Assessment of soot formation and thermal radiation in syngas flame using oxygen-enhanced combustion under lean mixing conditions and acetylene doping

Abstract

Combustion is a predominant global energy source, yet it contributes substantially to environmental degradation through greenhouse gas emissions and particulate matter, including soot. To alleviate these concerns, improving combustion efficiency and mitigating pollutant emissions are essential. Syngas, a hydrogen-carbon monoxide mixture derived from biomass gasification, offers a promising solution. This investigation examines the effects of oxygen-enhanced combustion, acetylene doping, and lean conditions on soot formation and thermal radiation in a confined flame. Soot formation was assessed via laser light scattering, while thermal radiation was analyzed using radiometers.
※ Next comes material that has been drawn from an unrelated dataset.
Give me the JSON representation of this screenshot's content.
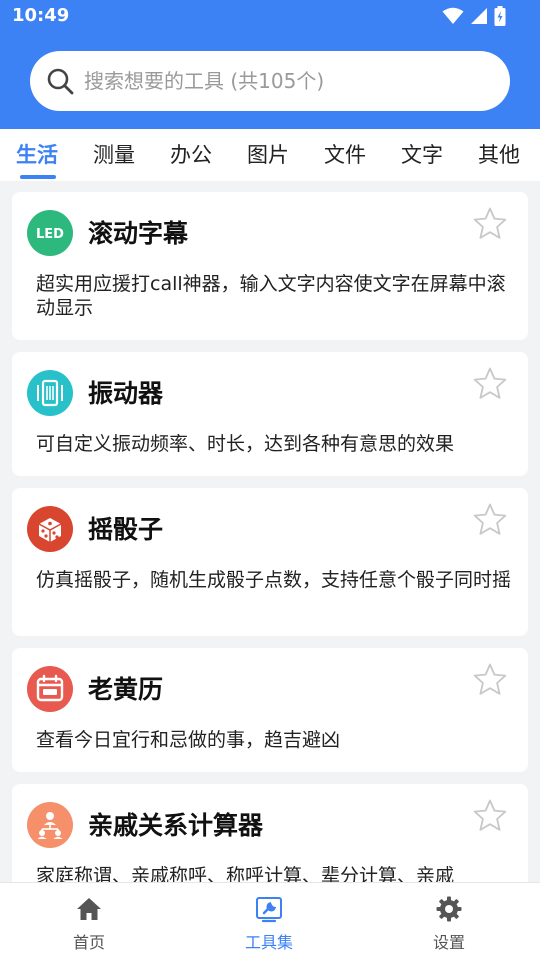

Experiments were conducted at equivalence ratios of 0.7 and 1.0, with volumetric oxygen contents of 21 % and 30 % in the oxidant, and acetylene doping levels of 1 % and 5 % (by volume). The results demonstrate that acetylene doping significantly influences thermal radiation, particularly at 5 %, due to increased flame temperature. The findings reveal that combining oxygen-enhanced combustion with equivalence ratios of 0.7 and acetylene doping increases soot concentration trends compared to equivalence ratios of 1.0. However, soot levels for the 0.7 condition remain lower than those for the 1.0 condition. These results suggest that oxygen-enriched combustion in syngas flames enhances soot formation relative to non-enriched combustion.